Ok I think I've narrowed down the construction of P to this helper :

  def help (A : type) 
    (abx : 𝕀 → A) 
    (aby : [k] A [k=0 → abx 0 | k=1 → abx 1]) 
    (bax : [k] A [k=0 → abx 1 | k=1 → abx 0]) 
    (bay : [k] A [k=0 → abx 1 | k=1 → abx 0]) 
    (abxy : path (𝕀 → A) abx aby)
    (baxy : path (𝕀 → A) bax bay)
  : [i j] A [
    | i=0 → aby j 
    | i=1 → bay j 
    | j=0 → abx i 
    | j=1 → bax i
    ]
  = ?help

then merid-hole can be plugged with help^1 type (uA a) (uA b) (Au a) (Au b) (λ k → uA (A/prop a b k)) (λ k → Au (A/prop a b k)) i j but I can't figure out how to construct the helper square :(

[ecavallo]

In the place you are using helper, are the paths abxy and baxy actually of type path (path A (abx 0) (abx 1)) abx aby and path (path A (abx 1) (abx 0)) bax bay respectively?

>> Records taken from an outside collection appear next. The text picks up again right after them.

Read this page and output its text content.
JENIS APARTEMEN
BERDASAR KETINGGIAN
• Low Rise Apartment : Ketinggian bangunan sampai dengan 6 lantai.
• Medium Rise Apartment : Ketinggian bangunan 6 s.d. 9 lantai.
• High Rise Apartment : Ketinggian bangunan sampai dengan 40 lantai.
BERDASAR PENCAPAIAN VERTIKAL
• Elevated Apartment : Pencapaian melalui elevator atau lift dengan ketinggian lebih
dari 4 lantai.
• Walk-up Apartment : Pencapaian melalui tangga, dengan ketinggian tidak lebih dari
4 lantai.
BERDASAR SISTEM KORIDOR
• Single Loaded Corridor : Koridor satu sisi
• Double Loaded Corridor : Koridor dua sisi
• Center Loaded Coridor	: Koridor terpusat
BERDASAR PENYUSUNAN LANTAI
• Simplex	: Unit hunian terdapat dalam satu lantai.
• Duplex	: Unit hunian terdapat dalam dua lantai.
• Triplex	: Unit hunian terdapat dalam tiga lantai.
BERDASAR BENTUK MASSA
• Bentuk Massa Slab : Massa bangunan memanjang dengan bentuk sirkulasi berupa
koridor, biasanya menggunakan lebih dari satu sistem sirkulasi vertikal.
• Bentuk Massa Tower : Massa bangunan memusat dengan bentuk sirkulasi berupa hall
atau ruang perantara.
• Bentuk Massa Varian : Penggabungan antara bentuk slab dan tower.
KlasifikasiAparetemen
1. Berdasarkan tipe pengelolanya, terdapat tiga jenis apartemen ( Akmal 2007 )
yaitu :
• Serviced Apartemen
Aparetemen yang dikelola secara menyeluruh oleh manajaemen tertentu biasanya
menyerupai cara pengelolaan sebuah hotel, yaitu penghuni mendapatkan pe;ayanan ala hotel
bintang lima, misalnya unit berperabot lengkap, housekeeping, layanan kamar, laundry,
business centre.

The way they are stated (as paths in 𝕀 → A), they won't be useful in helper, as 𝕀 → A is already contractible.

[ecavallo]

If they do have those stronger types, then this should work:

def help (A : type) 
  (abx : 𝕀 → A) 
  (aby : path A (abx 0) (abx 1))
  (bax : path A (abx 1) (abx 0))
  (bay : path A (abx 1) (abx 0))
  (abxy : path (path A (abx 0) (abx 1)) abx aby)
  (baxy : path (path A (abx 1) (abx 0)) bax bay)
  : [i j] A [
    | i=0 → aby j 
    | i=1 → bay j 
    | j=0 → abx i 
    | j=1 → bax i
    ]
  =
  λ i j →
  comp 0 1 (connection/both A abx bax i j) [
  | i=0 k → abxy k j
  | i=1 k → baxy k j
  | ∂[j] → refl
  ]

Otherwise, I think helper is not definable.

[clayrat]

@ecavallo yeah, those are basically paths^1 between A→unit and unit→A defined by univalence

[clayrat]

@ecavallo Oh wow, I have been using that exact term and didn't realize the path types are wrong!!! Thanks!